Scientists do not believe that astral projection is real. It is a spiritual theory, and other than first-hand accounts, we have no physical evidence of the phenomena.
While lucid dreams are officially deemed as internally generated experiences, astral projection is the belief that the spirit literally travels outside the body, in real, externally generated spiritual realms.
That is an extraordinary claim - and therefore requires extraordinary proof. Unlike lucid dreaming, we have not been able to prove the existence of astral projection under controlled conditions nor verify any awareness literally exiting the body.
Not only is it presumptuous to believe in something nobody has been able to physically verify, it's also damaging to your own experience due to the Expectation Principle.
As lucid dreamers, we all know that our expectations have a significant impact on our lucid dream experiences. For the out of body explorer, expecting to encounter the astral world can be a major hindrance.
Often, so-called spirit travelers claim to communicate with deceased loved ones and even entities from alien worlds. Intrepid explorers are rewarded with mind-blowing experiences that seem so real that they may forever convince them of life after death.
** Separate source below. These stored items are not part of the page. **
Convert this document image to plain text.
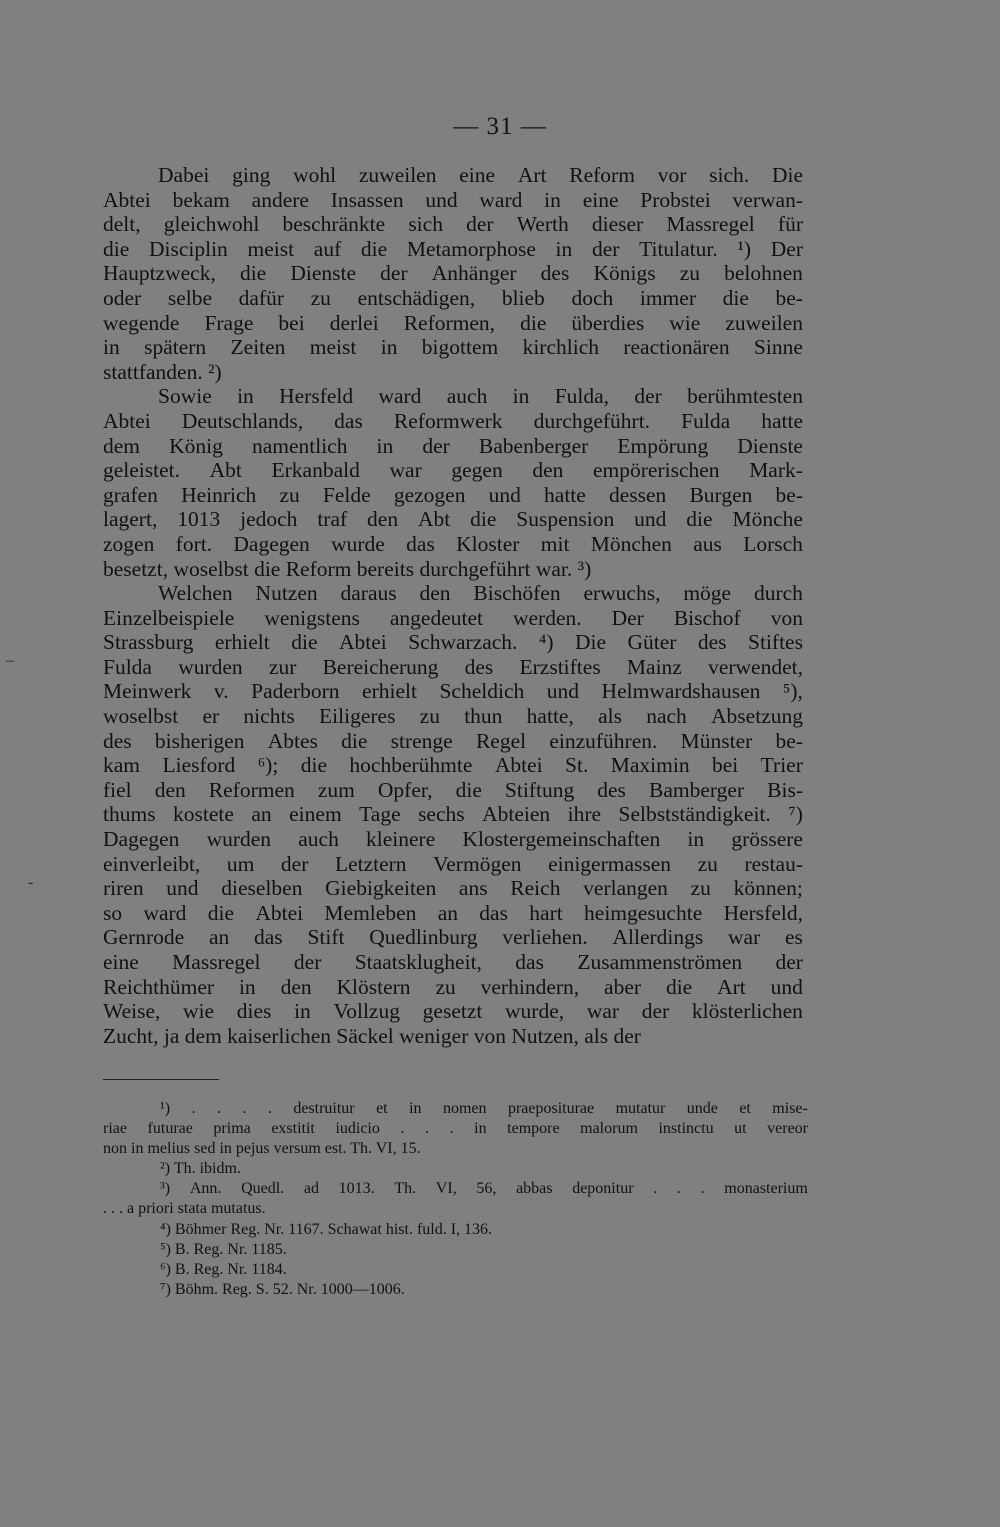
— 31 —
Dabei ging wohl zuweilen eine Art Reform vor sich. Die
Abtei bekam andere Insassen und ward in eine Probstei verwan-
delt, gleichwohl beschränkte sich der Werth dieser Massregel für
die Disciplin meist auf die Metamorphose in der Titulatur. ¹) Der
Hauptzweck, die Dienste der Anhänger des Königs zu belohnen
oder selbe dafür zu entschädigen, blieb doch immer die be-
wegende Frage bei derlei Reformen, die überdies wie zuweilen
in spätern Zeiten meist in bigottem kirchlich reactionären Sinne
stattfanden. ²)
Sowie in Hersfeld ward auch in Fulda, der berühmtesten
Abtei Deutschlands, das Reformwerk durchgeführt. Fulda hatte
dem König namentlich in der Babenberger Empörung Dienste
geleistet. Abt Erkanbald war gegen den empörerischen Mark-
grafen Heinrich zu Felde gezogen und hatte dessen Burgen be-
lagert, 1013 jedoch traf den Abt die Suspension und die Mönche
zogen fort. Dagegen wurde das Kloster mit Mönchen aus Lorsch
besetzt, woselbst die Reform bereits durchgeführt war. ³)
Welchen Nutzen daraus den Bischöfen erwuchs, möge durch
Einzelbeispiele wenigstens angedeutet werden. Der Bischof von
Strassburg erhielt die Abtei Schwarzach. ⁴) Die Güter des Stiftes
Fulda wurden zur Bereicherung des Erzstiftes Mainz verwendet,
Meinwerk v. Paderborn erhielt Scheldich und Helmwardshausen ⁵),
woselbst er nichts Eiligeres zu thun hatte, als nach Absetzung
des bisherigen Abtes die strenge Regel einzuführen. Münster be-
kam Liesford ⁶); die hochberühmte Abtei St. Maximin bei Trier
fiel den Reformen zum Opfer, die Stiftung des Bamberger Bis-
thums kostete an einem Tage sechs Abteien ihre Selbstständigkeit. ⁷)
Dagegen wurden auch kleinere Klostergemeinschaften in grössere
einverleibt, um der Letztern Vermögen einigermassen zu restau-
riren und dieselben Giebigkeiten ans Reich verlangen zu können;
so ward die Abtei Memleben an das hart heimgesuchte Hersfeld,
Gernrode an das Stift Quedlinburg verliehen. Allerdings war es
eine Massregel der Staatsklugheit, das Zusammenströmen der
Reichthümer in den Klöstern zu verhindern, aber die Art und
Weise, wie dies in Vollzug gesetzt wurde, war der klösterlichen
Zucht, ja dem kaiserlichen Säckel weniger von Nutzen, als der
–
-
¹) . . . . destruitur et in nomen praeposituraе mutatur unde et mise-
riae futurae prima exstitit iudicio . . . in tempore malorum instinctu ut vereor
non in melius sed in pejus versum est. Th. VI, 15.
²) Th. ibidm.
³) Ann. Quedl. ad 1013. Th. VI, 56, abbas deponitur . . . monasterium
. . . a priori stata mutatus.
⁴) Böhmer Reg. Nr. 1167. Schawat hist. fuld. I, 136.
⁵) B. Reg. Nr. 1185.
⁶) B. Reg. Nr. 1184.
⁷) Böhm. Reg. S. 52. Nr. 1000—1006.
However, some of these astral projection experiences can be quite frightening - because of the direct implications of mingling with the spirit world. One example is from the lucid dreamer, Erin Pavlina, who described her first astral projection experience as terrifying:
Under the effect of sleep paralysis, Erin sensed three other entities in her bedroom, trying to coax her out of body. She had problems trying to breathe, scream, and free herself from the paralysis. The more she fought it, the more terrified she became, until she eventually woke up. She later had a nervous breakdown.
Erin believed her spirit was in a literal tug-of-war against the presences in her room (who, incidentally, she could also hear talking about her). Believing the events to be real, this was no doubt terrifying.
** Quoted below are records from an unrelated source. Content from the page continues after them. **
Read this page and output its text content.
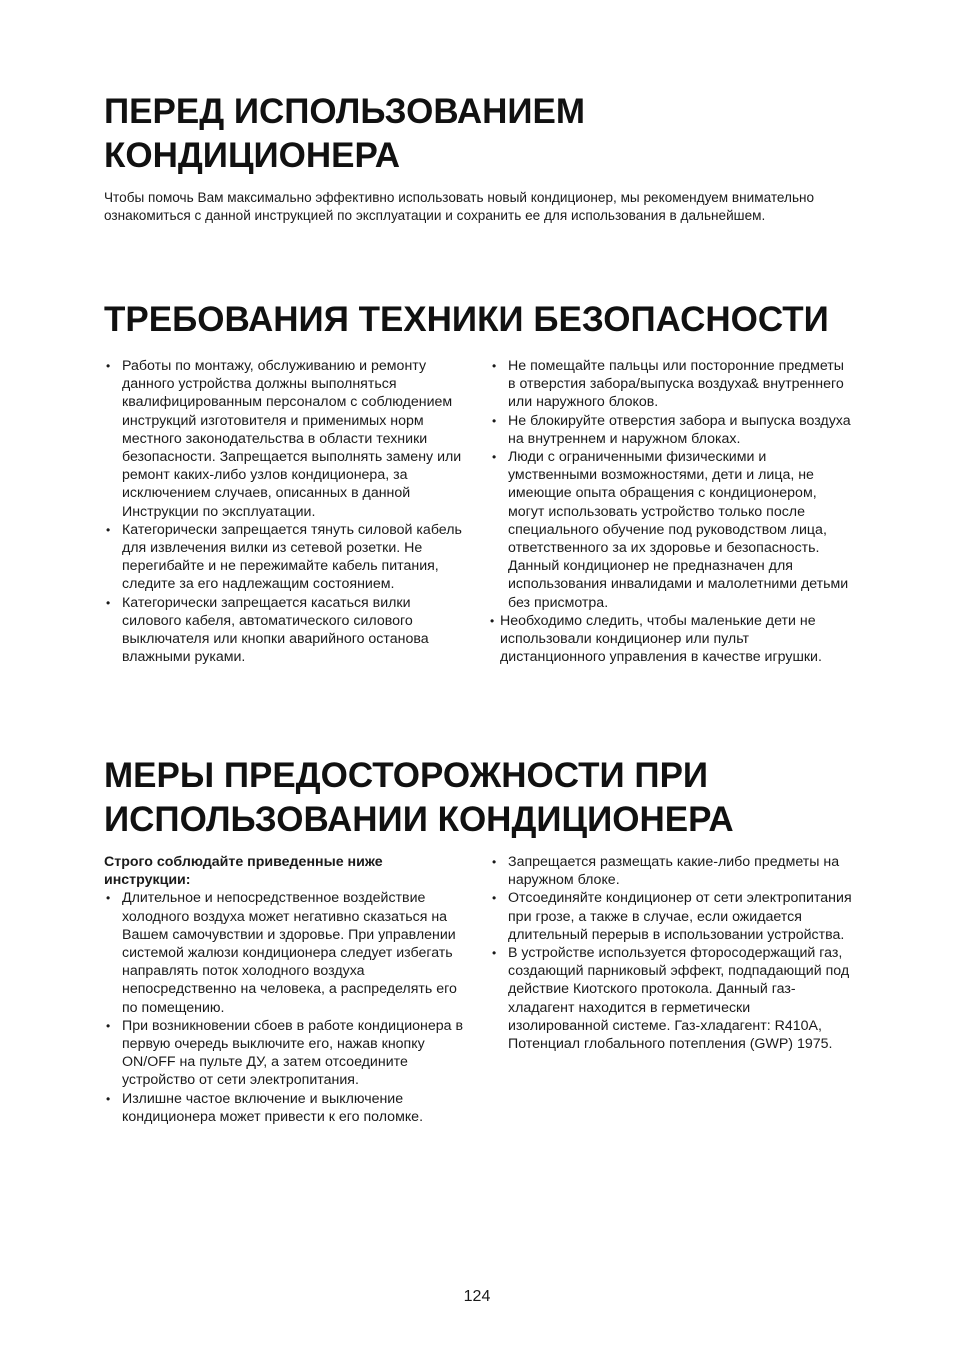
ПЕРЕД ИСПОЛЬЗОВАНИЕМ
КОНДИЦИОНЕРА

Чтобы помочь Вам максимально эффективно использовать новый кондиционер, мы рекомендуем внимательно ознакомиться с данной инструкцией по эксплуатации и сохранить ее для использования в дальнейшем.

ТРЕБОВАНИЯ ТЕХНИКИ БЕЗОПАСНОСТИ
• Работы по монтажу, обслуживанию и ремонту данного устройства должны выполняться квалифицированным персоналом с соблюдением инструкций изготовителя и применимых норм местного законодательства в области техники безопасности. Запрещается выполнять замену или ремонт каких-либо узлов кондиционера, за исключением случаев, описанных в данной Инструкции по эксплуатации.
• Категорически запрещается тянуть силовой кабель для извлечения вилки из сетевой розетки. Не перегибайте и не пережимайте кабель питания, следите за его надлежащим состоянием.
• Категорически запрещается касаться вилки силового кабеля, автоматического силового выключателя или кнопки аварийного останова влажными руками.
• Не помещайте пальцы или посторонние предметы в отверстия забора/выпуска воздуха& внутреннего или наружного блоков.
• Не блокируйте отверстия забора и выпуска воздуха на внутреннем и наружном блоках.
• Люди с ограниченными физическими и умственными возможностями, дети и лица, не имеющие опыта обращения с кондиционером, могут использовать устройство только после специального обучение под руководством лица, ответственного за их здоровье и безопасность. Данный кондиционер не предназначен для использования инвалидами и малолетними детьми без присмотра.
• Необходимо следить, чтобы маленькие дети не использовали кондиционер или пульт дистанционного управления в качестве игрушки.
МЕРЫ ПРЕДОСТОРОЖНОСТИ ПРИ
ИСПОЛЬЗОВАНИИ КОНДИЦИОНЕРА

Строго соблюдайте приведенные ниже инструкции:

• Длительное и непосредственное воздействие холодного воздуха может негативно сказаться на Вашем самочувствии и здоровье. При управлении системой жалюзи кондиционера следует избегать направлять поток холодного воздуха непосредственно на человека, а распределять его по помещению.
• При возникновении сбоев в работе кондиционера в первую очередь выключите его, нажав кнопку ON/OFF на пульте ДУ, а затем отсоедините устройство от сети электропитания.
• Излишне частое включение и выключение кондиционера может привести к его поломке.
• Запрещается размещать какие-либо предметы на наружном блоке.
• Отсоединяйте кондиционер от сети электропитания при грозе, а также в случае, если ожидается длительный перерыв в использовании устройства.
• В устройстве используется фторосодержащий газ, создающий парниковый эффект, подпадающий под действие Киотского протокола. Данный газ-хладагент находится в герметически изолированной системе. Газ-хладагент: R410A, Потенциал глобального потепления (GWP) 1975.
124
Yet, when we take the scientific perspective that astral projection isn't real, we can rationalize that the experience was just a dream during sleep paralysis and thereby reduce the fear involved. The conscious understanding that the entities are simply nightmarish figures really does help reduce the fear and lead to better dream outcomes.
If you regularly astral project, or explore out of body, or are even about to have your first experience, I urge you to take this perspective and see how it affects your experience.
You simply need to assume that the scenario is a dream, no matter how vividly your bedroom appears to you. This knowledge will empower you to take control of the experience faster, which is of utmost importance if you are worried about negative entities encroaching on your dreamspace.
This is what lucid dreamers frequently do when they encounter nightmares. In the example above, Erin was already an advanced lucid dreamer by this point, yet her powerful belief in the spirit world led her to believe that this out-of-body experience was beyond her control.
After that, Erin had many more astral projection experiences and met many more negative entities in the spirit world. Eventually she learned to fight them (Buffy-The-Vampire-Slayer-style).
In lucid dreams, however, there is no need to fear nightmare figures - you can very often embrace and relate to them. If given a choice, right now, would you rather embrace every aspect or your unconscious self appearing in your dreams - or fight them off as if twisted spirits?